SANFORD: City Council discusses Jonesboro parking limit
The Sanford City Council gathered Wednesday afternoon to discuss a slew of items, including changing parking in downtown Jonesboro, awarding a rare refund of solid waste fees and loaning money the airport authority.
No votes were taken during the Law and Finance Committee Meeting; discussion was simply in preparation of the official City Council meeting Tuesday, at 7 p.m.
The two-hour parking limit in downtown Jonesboro came up for discussion after General Services Director Tim Shaw said several city employees canvassed the owners of businesses along Main Street and found a basically even split in opinions. Six wanted to keep the limit, he said, while seven wanted to do away with it and four either had no opinion or couldn’t be reached.
Shaw said the limit was implemented in 2006 because many business owners and employees parked on the street all day long, making it harder for shoppers to find a spot.
Shaw that that since then, several businesses have closed and more parking lots have been built, leading some to suggest the limits should be lifted.City Council members, though, were not entirely convinced.
“If you change it, we go right back to the same thing we had in 2006,” Walter McNeil said. “... You’re going to have the same complaints again.”
Charles Taylor asked to see all data related to parking tickets given out in downtown Jonesboro to help with the decision.
The group also brought back up old discussions of lending $600,000 to the Sanford-Lee County Airport Authority to help build a new hangar. City Manager Hal Hegwer said the city and county loaned the group money in the past and are currently splitting repayments of about $137,000 per year.
“This is one of the best investments we have,” Hegwer said.
Poly Cohen, who has served on the airport authority, said the loans will lead to direct benefits for all groups involved. The airport has a waiting list, he said, so there is a clear need for new hangar space — which would in turn lead to a larger tax base because of the new buildings and planes.

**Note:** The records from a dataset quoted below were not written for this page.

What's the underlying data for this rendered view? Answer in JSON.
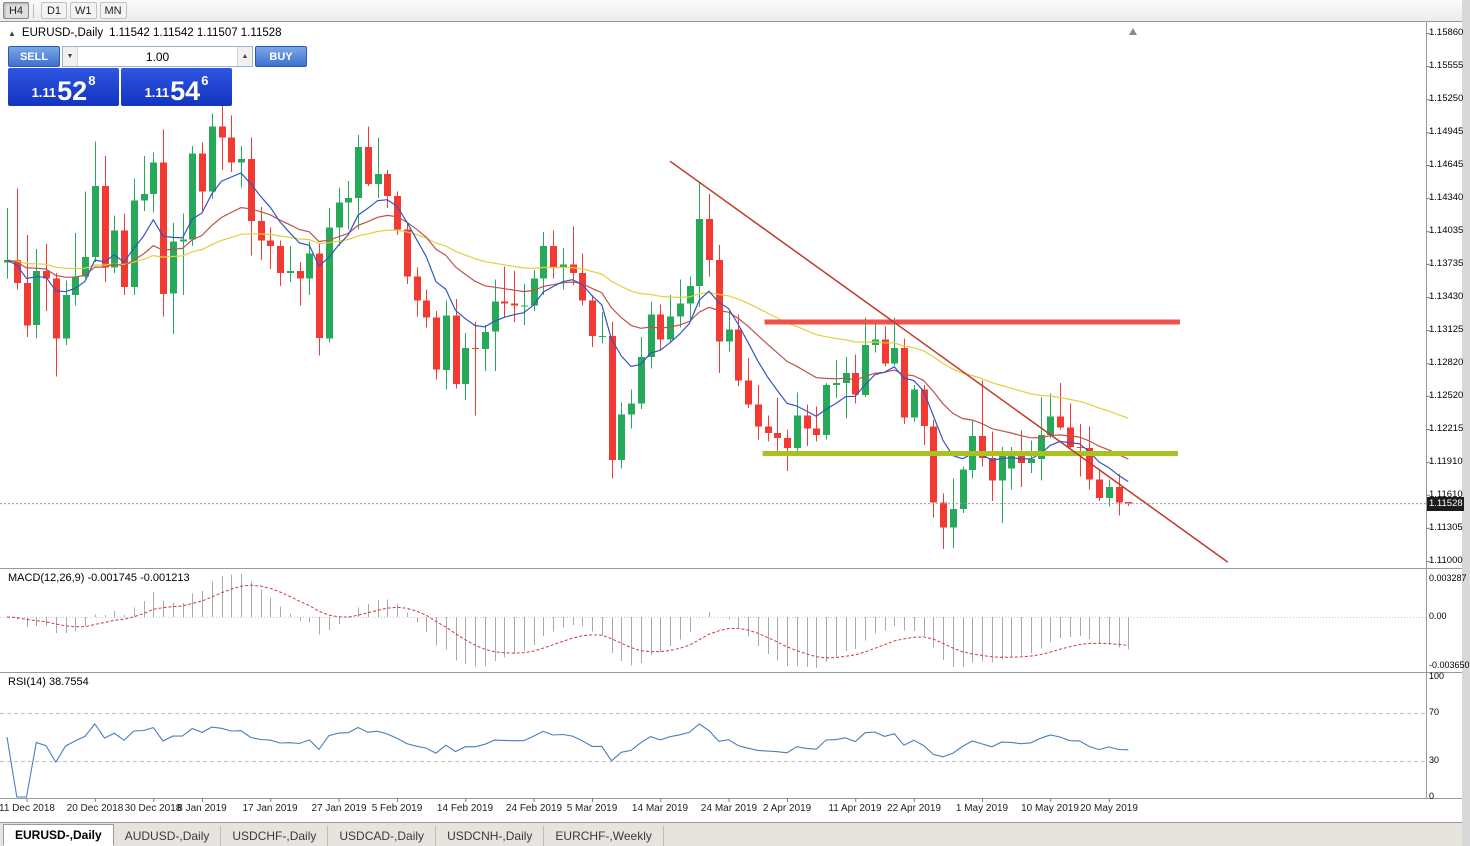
{
  "toolbar": {
    "timeframes": [
      "H4",
      "D1",
      "W1",
      "MN"
    ]
  },
  "icons": {
    "collapse": "▲",
    "spin_down": "▼",
    "spin_up": "▲"
  },
  "chart_header": {
    "title": "EURUSD-,Daily",
    "ohlc": "1.11542 1.11542 1.11507 1.11528"
  },
  "trade_panel": {
    "sell_label": "SELL",
    "buy_label": "BUY",
    "volume": "1.00",
    "sell_price": {
      "prefix": "1.11",
      "big": "52",
      "sup": "8"
    },
    "buy_price": {
      "prefix": "1.11",
      "big": "54",
      "sup": "6"
    }
  },
  "price_badge": "1.11528",
  "panels": {
    "macd_label": "MACD(12,26,9) -0.001745 -0.001213",
    "rsi_label": "RSI(14) 38.7554"
  },
  "axes": {
    "price_labels": [
      "1.15860",
      "1.15555",
      "1.15250",
      "1.14945",
      "1.14645",
      "1.14340",
      "1.14035",
      "1.13735",
      "1.13430",
      "1.13125",
      "1.12820",
      "1.12520",
      "1.12215",
      "1.11910",
      "1.11610",
      "1.11305",
      "1.11000"
    ],
    "macd_labels": [
      "0.003287",
      "0.00",
      "-0.003650"
    ],
    "rsi_labels": [
      "100",
      "70",
      "30",
      "0"
    ],
    "date_labels": [
      {
        "t": "11 Dec 2018",
        "i": 2
      },
      {
        "t": "20 Dec 2018",
        "i": 9
      },
      {
        "t": "30 Dec 2018",
        "i": 15
      },
      {
        "t": "8 Jan 2019",
        "i": 20
      },
      {
        "t": "17 Jan 2019",
        "i": 27
      },
      {
        "t": "27 Jan 2019",
        "i": 34
      },
      {
        "t": "5 Feb 2019",
        "i": 40
      },
      {
        "t": "14 Feb 2019",
        "i": 47
      },
      {
        "t": "24 Feb 2019",
        "i": 54
      },
      {
        "t": "5 Mar 2019",
        "i": 60
      },
      {
        "t": "14 Mar 2019",
        "i": 67
      },
      {
        "t": "24 Mar 2019",
        "i": 74
      },
      {
        "t": "2 Apr 2019",
        "i": 80
      },
      {
        "t": "11 Apr 2019",
        "i": 87
      },
      {
        "t": "22 Apr 2019",
        "i": 93
      },
      {
        "t": "1 May 2019",
        "i": 100
      },
      {
        "t": "10 May 2019",
        "i": 107
      },
      {
        "t": "20 May 2019",
        "i": 113
      }
    ]
  },
  "tabs": [
    {
      "label": "EURUSD-,Daily",
      "active": true
    },
    {
      "label": "AUDUSD-,Daily",
      "active": false
    },
    {
      "label": "USDCHF-,Daily",
      "active": false
    },
    {
      "label": "USDCAD-,Daily",
      "active": false
    },
    {
      "label": "USDCNH-,Daily",
      "active": false
    },
    {
      "label": "EURCHF-,Weekly",
      "active": false
    }
  ],
  "chart_data": {
    "type": "candlestick",
    "symbol": "EURUSD",
    "timeframe": "Daily",
    "y_axis": {
      "top": 1.1586,
      "bottom": 1.11
    },
    "current_price": 1.11528,
    "colors": {
      "up": "#26a959",
      "down": "#f23a32",
      "macd_hist": "#a9a9a9",
      "macd_signal": "#cc3c3c",
      "rsi": "#4a7fba"
    },
    "moving_averages": [
      {
        "period": 8,
        "color": "#3454c4"
      },
      {
        "period": 21,
        "color": "#c0504d"
      },
      {
        "period": 50,
        "color": "#e3cf3c"
      }
    ],
    "indicators": {
      "macd": {
        "fast": 12,
        "slow": 26,
        "signal": 9,
        "value": -0.001745,
        "signal_value": -0.001213
      },
      "rsi": {
        "period": 14,
        "value": 38.7554
      }
    },
    "overlays": {
      "resistance": {
        "price": 1.132,
        "i1": 77.7,
        "i2": 120.3,
        "color": "#f0524a",
        "width": 5
      },
      "support": {
        "price": 1.1199,
        "i1": 77.5,
        "i2": 120.1,
        "color": "#a8c222",
        "width": 5
      },
      "trendline": {
        "i1": 68,
        "p1": 1.1468,
        "i2": 125.2,
        "p2": 1.1099,
        "color": "#c0392f",
        "width": 1.5
      }
    },
    "candles": [
      [
        1.1375,
        1.1425,
        1.136,
        1.1377
      ],
      [
        1.1377,
        1.1443,
        1.135,
        1.1356
      ],
      [
        1.1356,
        1.14,
        1.1306,
        1.1317
      ],
      [
        1.1317,
        1.1387,
        1.1305,
        1.1367
      ],
      [
        1.1367,
        1.1392,
        1.133,
        1.136
      ],
      [
        1.136,
        1.1365,
        1.127,
        1.1305
      ],
      [
        1.1305,
        1.1358,
        1.1299,
        1.1345
      ],
      [
        1.1345,
        1.1402,
        1.1335,
        1.1362
      ],
      [
        1.1362,
        1.144,
        1.136,
        1.138
      ],
      [
        1.138,
        1.1486,
        1.1375,
        1.1445
      ],
      [
        1.1445,
        1.1473,
        1.1357,
        1.137
      ],
      [
        1.137,
        1.1418,
        1.1365,
        1.1404
      ],
      [
        1.1404,
        1.142,
        1.1345,
        1.1352
      ],
      [
        1.1352,
        1.1452,
        1.1345,
        1.1432
      ],
      [
        1.1432,
        1.1473,
        1.1422,
        1.1438
      ],
      [
        1.1438,
        1.1476,
        1.1421,
        1.1467
      ],
      [
        1.1467,
        1.1497,
        1.1325,
        1.1346
      ],
      [
        1.1346,
        1.1411,
        1.1309,
        1.1394
      ],
      [
        1.1394,
        1.142,
        1.1345,
        1.1396
      ],
      [
        1.1396,
        1.1482,
        1.139,
        1.1475
      ],
      [
        1.1475,
        1.1485,
        1.1422,
        1.144
      ],
      [
        1.144,
        1.1512,
        1.1433,
        1.15
      ],
      [
        1.15,
        1.1522,
        1.146,
        1.149
      ],
      [
        1.149,
        1.151,
        1.1458,
        1.1467
      ],
      [
        1.1467,
        1.1482,
        1.1444,
        1.147
      ],
      [
        1.147,
        1.149,
        1.1381,
        1.1413
      ],
      [
        1.1413,
        1.1426,
        1.1377,
        1.1395
      ],
      [
        1.1395,
        1.1407,
        1.1369,
        1.139
      ],
      [
        1.139,
        1.1395,
        1.1353,
        1.1365
      ],
      [
        1.1365,
        1.139,
        1.1357,
        1.1367
      ],
      [
        1.1367,
        1.1375,
        1.1335,
        1.136
      ],
      [
        1.136,
        1.1394,
        1.1345,
        1.1383
      ],
      [
        1.1383,
        1.1392,
        1.1289,
        1.1305
      ],
      [
        1.1305,
        1.1425,
        1.1301,
        1.1407
      ],
      [
        1.1407,
        1.1444,
        1.139,
        1.143
      ],
      [
        1.143,
        1.145,
        1.1405,
        1.1434
      ],
      [
        1.1434,
        1.1492,
        1.1405,
        1.1481
      ],
      [
        1.1481,
        1.15,
        1.1445,
        1.1447
      ],
      [
        1.1447,
        1.149,
        1.1434,
        1.1456
      ],
      [
        1.1456,
        1.146,
        1.1425,
        1.1436
      ],
      [
        1.1436,
        1.144,
        1.14,
        1.1405
      ],
      [
        1.1405,
        1.141,
        1.1355,
        1.1362
      ],
      [
        1.1362,
        1.137,
        1.1325,
        1.134
      ],
      [
        1.134,
        1.135,
        1.1315,
        1.1324
      ],
      [
        1.1324,
        1.133,
        1.1267,
        1.1276
      ],
      [
        1.1276,
        1.134,
        1.1258,
        1.1326
      ],
      [
        1.1326,
        1.1341,
        1.1259,
        1.1263
      ],
      [
        1.1263,
        1.131,
        1.1248,
        1.1296
      ],
      [
        1.1296,
        1.132,
        1.1234,
        1.1295
      ],
      [
        1.1295,
        1.1317,
        1.1275,
        1.1311
      ],
      [
        1.1311,
        1.1359,
        1.1275,
        1.1339
      ],
      [
        1.1339,
        1.1371,
        1.1324,
        1.1337
      ],
      [
        1.1337,
        1.1367,
        1.132,
        1.1335
      ],
      [
        1.1335,
        1.1355,
        1.1317,
        1.1335
      ],
      [
        1.1335,
        1.1368,
        1.133,
        1.136
      ],
      [
        1.136,
        1.1403,
        1.1345,
        1.139
      ],
      [
        1.139,
        1.1404,
        1.136,
        1.137
      ],
      [
        1.137,
        1.1388,
        1.135,
        1.1373
      ],
      [
        1.1373,
        1.1408,
        1.1354,
        1.1365
      ],
      [
        1.1365,
        1.1383,
        1.1335,
        1.134
      ],
      [
        1.134,
        1.1345,
        1.1297,
        1.1307
      ],
      [
        1.1307,
        1.1329,
        1.13,
        1.1307
      ],
      [
        1.1307,
        1.132,
        1.1176,
        1.1193
      ],
      [
        1.1193,
        1.1246,
        1.1185,
        1.1235
      ],
      [
        1.1235,
        1.1258,
        1.1222,
        1.1245
      ],
      [
        1.1245,
        1.1306,
        1.124,
        1.1288
      ],
      [
        1.1288,
        1.1339,
        1.1277,
        1.1327
      ],
      [
        1.1327,
        1.1336,
        1.1294,
        1.1304
      ],
      [
        1.1304,
        1.1345,
        1.1301,
        1.1325
      ],
      [
        1.1325,
        1.1359,
        1.1315,
        1.1337
      ],
      [
        1.1337,
        1.1362,
        1.1321,
        1.1353
      ],
      [
        1.1353,
        1.1448,
        1.1334,
        1.1415
      ],
      [
        1.1415,
        1.1438,
        1.1362,
        1.1377
      ],
      [
        1.1377,
        1.1391,
        1.1273,
        1.1302
      ],
      [
        1.1302,
        1.133,
        1.1293,
        1.1313
      ],
      [
        1.1313,
        1.1327,
        1.1261,
        1.1266
      ],
      [
        1.1266,
        1.1287,
        1.1241,
        1.1244
      ],
      [
        1.1244,
        1.1262,
        1.1212,
        1.1224
      ],
      [
        1.1224,
        1.1234,
        1.121,
        1.1218
      ],
      [
        1.1218,
        1.125,
        1.1199,
        1.1213
      ],
      [
        1.1213,
        1.1221,
        1.1183,
        1.1204
      ],
      [
        1.1204,
        1.1255,
        1.12,
        1.1234
      ],
      [
        1.1234,
        1.1244,
        1.1206,
        1.1222
      ],
      [
        1.1222,
        1.1242,
        1.121,
        1.1216
      ],
      [
        1.1216,
        1.1264,
        1.1212,
        1.1262
      ],
      [
        1.1262,
        1.1285,
        1.125,
        1.1264
      ],
      [
        1.1264,
        1.1288,
        1.1231,
        1.1273
      ],
      [
        1.1273,
        1.129,
        1.1245,
        1.1253
      ],
      [
        1.1253,
        1.1324,
        1.1251,
        1.1299
      ],
      [
        1.1299,
        1.132,
        1.1292,
        1.1304
      ],
      [
        1.1304,
        1.1316,
        1.1279,
        1.1282
      ],
      [
        1.1282,
        1.1324,
        1.128,
        1.1296
      ],
      [
        1.1296,
        1.1305,
        1.1226,
        1.1232
      ],
      [
        1.1232,
        1.1262,
        1.1228,
        1.1258
      ],
      [
        1.1258,
        1.1262,
        1.1207,
        1.1224
      ],
      [
        1.1224,
        1.123,
        1.114,
        1.1154
      ],
      [
        1.1154,
        1.1162,
        1.1111,
        1.1131
      ],
      [
        1.1131,
        1.1176,
        1.1112,
        1.1148
      ],
      [
        1.1148,
        1.1187,
        1.1144,
        1.1184
      ],
      [
        1.1184,
        1.1229,
        1.1176,
        1.1215
      ],
      [
        1.1215,
        1.1266,
        1.1187,
        1.1195
      ],
      [
        1.1195,
        1.1219,
        1.1155,
        1.1174
      ],
      [
        1.1174,
        1.1205,
        1.1135,
        1.12
      ],
      [
        1.1185,
        1.1205,
        1.1166,
        1.1198
      ],
      [
        1.1198,
        1.122,
        1.1168,
        1.119
      ],
      [
        1.119,
        1.1211,
        1.1181,
        1.1194
      ],
      [
        1.1194,
        1.1251,
        1.1174,
        1.1216
      ],
      [
        1.1216,
        1.1254,
        1.1213,
        1.1233
      ],
      [
        1.1233,
        1.1264,
        1.1221,
        1.1223
      ],
      [
        1.1223,
        1.1245,
        1.1203,
        1.1205
      ],
      [
        1.1205,
        1.1226,
        1.1178,
        1.1204
      ],
      [
        1.1204,
        1.1224,
        1.1166,
        1.1175
      ],
      [
        1.1175,
        1.1184,
        1.1155,
        1.1158
      ],
      [
        1.1158,
        1.1175,
        1.115,
        1.1168
      ],
      [
        1.1168,
        1.118,
        1.1142,
        1.1154
      ],
      [
        1.11542,
        1.11542,
        1.11507,
        1.11528
      ]
    ]
  }
}
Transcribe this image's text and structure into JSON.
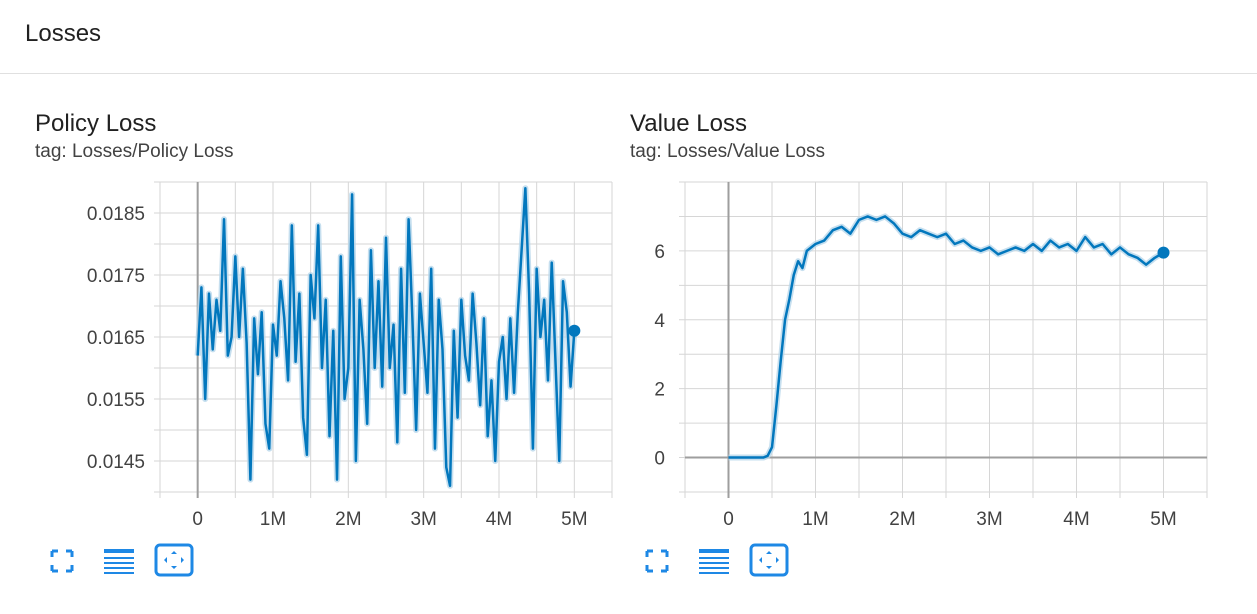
{
  "section": {
    "title": "Losses"
  },
  "cards": [
    {
      "title": "Policy Loss",
      "tag": "tag: Losses/Policy Loss",
      "toolbar": {
        "expand_icon": "expand-icon",
        "data_table_icon": "data-table-icon",
        "fit_domain_icon": "fit-domain-icon"
      }
    },
    {
      "title": "Value Loss",
      "tag": "tag: Losses/Value Loss",
      "toolbar": {
        "expand_icon": "expand-icon",
        "data_table_icon": "data-table-icon",
        "fit_domain_icon": "fit-domain-icon"
      }
    }
  ],
  "colors": {
    "smoothed_line": "#0277bd",
    "raw_line": "#b3d4ea",
    "grid": "#d6d6d6",
    "zero_axis": "#9e9e9e",
    "toolbar_icon": "#1e88e5"
  },
  "chart_data": [
    {
      "type": "line",
      "title": "Policy Loss",
      "x_ticks": [
        0,
        1000000,
        2000000,
        3000000,
        4000000,
        5000000
      ],
      "x_tick_labels": [
        "0",
        "1M",
        "2M",
        "3M",
        "4M",
        "5M"
      ],
      "y_ticks": [
        0.0145,
        0.0155,
        0.0165,
        0.0175,
        0.0185
      ],
      "y_tick_labels": [
        "0.0145",
        "0.0155",
        "0.0165",
        "0.0175",
        "0.0185"
      ],
      "xlim": [
        -500000,
        5500000
      ],
      "ylim": [
        0.014,
        0.019
      ],
      "grid": true,
      "series": [
        {
          "role": "smoothed",
          "x": [
            0,
            50000,
            100000,
            150000,
            200000,
            250000,
            300000,
            350000,
            400000,
            450000,
            500000,
            550000,
            600000,
            650000,
            700000,
            750000,
            800000,
            850000,
            900000,
            950000,
            1000000,
            1050000,
            1100000,
            1150000,
            1200000,
            1250000,
            1300000,
            1350000,
            1400000,
            1450000,
            1500000,
            1550000,
            1600000,
            1650000,
            1700000,
            1750000,
            1800000,
            1850000,
            1900000,
            1950000,
            2000000,
            2050000,
            2100000,
            2150000,
            2200000,
            2250000,
            2300000,
            2350000,
            2400000,
            2450000,
            2500000,
            2550000,
            2600000,
            2650000,
            2700000,
            2750000,
            2800000,
            2850000,
            2900000,
            2950000,
            3000000,
            3050000,
            3100000,
            3150000,
            3200000,
            3250000,
            3300000,
            3350000,
            3400000,
            3450000,
            3500000,
            3550000,
            3600000,
            3650000,
            3700000,
            3750000,
            3800000,
            3850000,
            3900000,
            3950000,
            4000000,
            4050000,
            4100000,
            4150000,
            4200000,
            4250000,
            4300000,
            4350000,
            4400000,
            4450000,
            4500000,
            4550000,
            4600000,
            4650000,
            4700000,
            4750000,
            4800000,
            4850000,
            4900000,
            4950000,
            5000000
          ],
          "y": [
            0.0162,
            0.0173,
            0.0155,
            0.0172,
            0.0163,
            0.0171,
            0.0166,
            0.0184,
            0.0162,
            0.0165,
            0.0178,
            0.0165,
            0.0176,
            0.0164,
            0.0142,
            0.0168,
            0.0159,
            0.0169,
            0.0151,
            0.0147,
            0.0167,
            0.0162,
            0.0174,
            0.0168,
            0.0158,
            0.0183,
            0.0161,
            0.0172,
            0.0152,
            0.0146,
            0.0175,
            0.0168,
            0.0183,
            0.016,
            0.0171,
            0.0149,
            0.0166,
            0.0142,
            0.0178,
            0.0155,
            0.016,
            0.0188,
            0.0145,
            0.0171,
            0.0163,
            0.0151,
            0.0179,
            0.016,
            0.0174,
            0.0157,
            0.0181,
            0.016,
            0.0167,
            0.0148,
            0.0176,
            0.0156,
            0.0184,
            0.0168,
            0.015,
            0.0172,
            0.0164,
            0.0156,
            0.0176,
            0.0147,
            0.0171,
            0.0163,
            0.0144,
            0.0141,
            0.0166,
            0.0152,
            0.0171,
            0.0162,
            0.0158,
            0.0172,
            0.0164,
            0.0154,
            0.0168,
            0.0149,
            0.0158,
            0.0145,
            0.0161,
            0.0165,
            0.0155,
            0.0168,
            0.0156,
            0.0169,
            0.0179,
            0.0189,
            0.0172,
            0.0147,
            0.0176,
            0.0165,
            0.0171,
            0.0158,
            0.0177,
            0.0161,
            0.0145,
            0.0174,
            0.0169,
            0.0157,
            0.0166
          ]
        }
      ]
    },
    {
      "type": "line",
      "title": "Value Loss",
      "x_ticks": [
        0,
        1000000,
        2000000,
        3000000,
        4000000,
        5000000
      ],
      "x_tick_labels": [
        "0",
        "1M",
        "2M",
        "3M",
        "4M",
        "5M"
      ],
      "y_ticks": [
        0,
        2,
        4,
        6
      ],
      "y_tick_labels": [
        "0",
        "2",
        "4",
        "6"
      ],
      "xlim": [
        -500000,
        5500000
      ],
      "ylim": [
        -1,
        8
      ],
      "grid": true,
      "series": [
        {
          "role": "smoothed",
          "x": [
            0,
            100000,
            200000,
            300000,
            400000,
            450000,
            500000,
            550000,
            600000,
            650000,
            700000,
            750000,
            800000,
            850000,
            900000,
            1000000,
            1100000,
            1200000,
            1300000,
            1400000,
            1500000,
            1600000,
            1700000,
            1800000,
            1900000,
            2000000,
            2100000,
            2200000,
            2300000,
            2400000,
            2500000,
            2600000,
            2700000,
            2800000,
            2900000,
            3000000,
            3100000,
            3200000,
            3300000,
            3400000,
            3500000,
            3600000,
            3700000,
            3800000,
            3900000,
            4000000,
            4100000,
            4200000,
            4300000,
            4400000,
            4500000,
            4600000,
            4700000,
            4800000,
            4900000,
            5000000
          ],
          "y": [
            0.0,
            0.0,
            0.0,
            0.0,
            0.0,
            0.05,
            0.3,
            1.5,
            2.8,
            4.0,
            4.6,
            5.3,
            5.7,
            5.5,
            6.0,
            6.2,
            6.3,
            6.6,
            6.7,
            6.5,
            6.9,
            7.0,
            6.9,
            7.0,
            6.8,
            6.5,
            6.4,
            6.6,
            6.5,
            6.4,
            6.5,
            6.2,
            6.3,
            6.1,
            6.0,
            6.1,
            5.9,
            6.0,
            6.1,
            6.0,
            6.2,
            6.0,
            6.3,
            6.1,
            6.2,
            6.0,
            6.4,
            6.1,
            6.2,
            5.9,
            6.1,
            5.9,
            5.8,
            5.6,
            5.8,
            5.95
          ]
        }
      ]
    }
  ]
}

Hegwer said the city council will be able to set the repayment rate on the 10-year loan, should they approve it. The current loan reportedly has a 5.25 percent rate.
Moving to individuals’ concerns, the council also discussed a request by three siblings who are taking care a lot which has both a house and a trailer on it. Both used to be occupied, so there were two trash cans and two solid waste fees. But Laura Spivey, administrator of the city’s public works department, said records show the trailer has been vacant since 2004 and that the siblings are asking for a refund back through 2008 — as far back as state law allows such refunds to extend.
Spivey said it would come out to about $500, asking the council for direction since this type of request has only ever come up once before in the past 10 or 15 years.
Mayor Cornelia Olive said the city does audits every few years to try to find discrepancies like this one, although responsibility lies with the homeowner as well. Staley said he’d be uncomfortable setting a precedent by granting the refund, especially since it went on for so long before anyone noticed.
“If I pay for premium cable service but don’t watch it, I can’t go back and ask for a refund,” he said.
The council also discussed:
* National Night Out, which several of them said was well-attended but seemed to be getting too political instead of just about meeting neighbors.
* A recognition to the city’s water treatment plant from the Environmental Protection Agency, for reaching optimal performance levels in 2012.
* Putting flags up at the corner of Horner Boulevard and Wall Street.
* Amending the annual operating budget for a variety of reasons, including to hire a temporary customer service representative, pay for the Sept. 10 primary election and to take money from the county to upgrade the Sanford Police Department’s 911 system so it meshes with the new Lee County Sheriff’s Office 911 system.
* Continuing to educate people about the bond referendum items, which will be on the ballot in September.
* Annexing a piece of land on McDonald Drive, off of Wilson Road near the license plate agency, for use by Waste Industries, the new solid waste services provider who is looking to build a transfer station within city limits.